Mudar este retrato é uma urgência. Contrariar estes incentivos negativos e reerguer o prestígio social da profissão docente deveriam ser prioridades políticas do país e, em particular, do Ministério da Educação. Por uma questão estratégica, de desenvolvimento económico e social. Mas, também, por questões de ordem prática: começam a faltar professores e, em breve, faltarão ainda mais. Todos os anos, durante o decorrer do ano lectivo, a substituição de professores vai-se tornando num desafio — porque os disponíveis vão sendo cada vez menos e porque em determinados grupos de recrutamento (disciplinas) a escassez de professores é mais acentuada do que noutras. Neste ano lectivo, com a pandemia, as dificuldades vieram mais cedo e já há relatos de directores que não conseguem completar a sua equipa docente. Repare-se: isto só vai piorar. Daqui a uns anos, visto que 54% dos professores têm mais de 50 anos de idade e veem a reforma no horizonte, a saída em massa destes profissionais deixará um grande vazio no sistema educativo — tanto de recursos humanos, como de conhecimento e experiência. Um vazio que, em grande medida, será preenchido pelos que, acima referidos, agora frequentam (ou frequentaram recentemente) os cursos de formação inicial de professor.

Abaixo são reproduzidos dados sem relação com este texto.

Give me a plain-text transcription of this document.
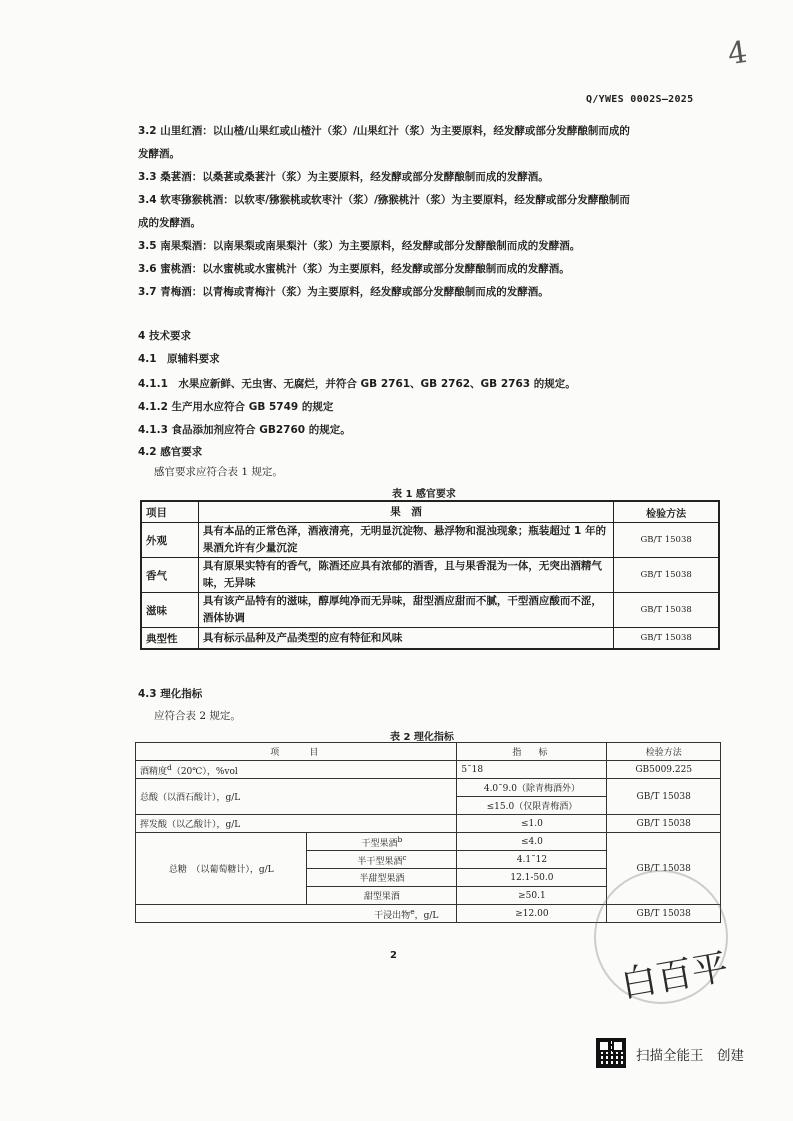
4
Q/YWES 0002S—2025
3.2 山里红酒：以山楂/山果红或山楂汁（浆）/山果红汁（浆）为主要原料，经发酵或部分发酵酿制而成的
发酵酒。
3.3 桑葚酒：以桑葚或桑葚汁（浆）为主要原料，经发酵或部分发酵酿制而成的发酵酒。
3.4 软枣猕猴桃酒：以软枣/猕猴桃或软枣汁（浆）/猕猴桃汁（浆）为主要原料，经发酵或部分发酵酿制而
成的发酵酒。
3.5 南果梨酒：以南果梨或南果梨汁（浆）为主要原料，经发酵或部分发酵酿制而成的发酵酒。
3.6 蜜桃酒：以水蜜桃或水蜜桃汁（浆）为主要原料，经发酵或部分发酵酿制而成的发酵酒。
3.7 青梅酒：以青梅或青梅汁（浆）为主要原料，经发酵或部分发酵酿制而成的发酵酒。
4 技术要求
4.1　原辅料要求
4.1.1　水果应新鲜、无虫害、无腐烂，并符合 GB 2761、GB 2762、GB 2763 的规定。
4.1.2 生产用水应符合 GB 5749 的规定
4.1.3 食品添加剂应符合 GB2760 的规定。
4.2 感官要求
感官要求应符合表 1 规定。
表 1 感官要求
项目	果　酒	检验方法
外观	具有本品的正常色泽，酒液清亮，无明显沉淀物、悬浮物和混浊现象；瓶装超过 1 年的果酒允许有少量沉淀	GB/T 15038
香气	具有原果实特有的香气，陈酒还应具有浓郁的酒香，且与果香混为一体，无突出酒精气味，无异味	GB/T 15038
滋味	具有该产品特有的滋味，醇厚纯净而无异味，甜型酒应甜而不腻，干型酒应酸而不涩，酒体协调	GB/T 15038
典型性	具有标示品种及产品类型的应有特征和风味	GB/T 15038
4.3 理化指标
应符合表 2 规定。
表 2 理化指标
项　　目		指　标	检验方法
酒精度$^d$（20℃），%vol		5˜18	GB5009.225
总酸（以酒石酸计），g/L		4.0˜9.0（除青梅酒外）	GB/T 15038
		≤15.0（仅限青梅酒）	
挥发酸（以乙酸计），g/L		≤1.0	GB/T 15038
总糖　（以葡萄糖计），g/L	干型果酒$^b$	≤4.0	GB/T 15038
	半干型果酒$^c$	4.1˜12	
	半甜型果酒	12.1-50.0	
	甜型果酒	≥50.1	
干浸出物$^e$，g/L		≥12.00	GB/T 15038
白百平
2
扫描全能王　创建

Agora, a pergunta fatal: o que está a fazer ou a dizer o Governo acerca deste desafio estratégico do sistema educativo, que tanto afecta o seu presente como o seu futuro? Nada. E não é como se a questão tivesse acabado de se colocar. Quem olha para os dados que caracterizam o sistema educativo, há muito tempo que detectou o problema — por exemplo, reagindo a esse silêncio, há quase três anos publiquei este ensaio de análise. Além disso, não é como se faltassem soluções e alternativas. Seja por inspiração das boas práticas internacionais — o modelo finlandês de acesso aos cursos de Educação é uma referência, tendo conseguido que os melhores alunos que vão para o ensino superior ambicionem precisamente tornar-se professores. Seja nas propostas surgidas em Portugal sobre a revisão da carreira docente e da descentralização da contratação dos professores — a esse propósito, é indispensável ler esta recomendação do Conselho Nacional de Educação. Infelizmente, nada disto se discute no plano político e não há qualquer sinal reformista no horizonte, sabendo-se que redesenhar a formação, o recrutamento e a carreira dos professores seria uma reforma de longo prazo e com efeitos lentos. Só que o tempo não pára e, passo a passo, o que está hoje longe, um dia ficará perto. E tal como um carro que acelera imparável contra um muro, tudo leva a crer que o Governo só acordará para este tema quando a colisão for inevitável.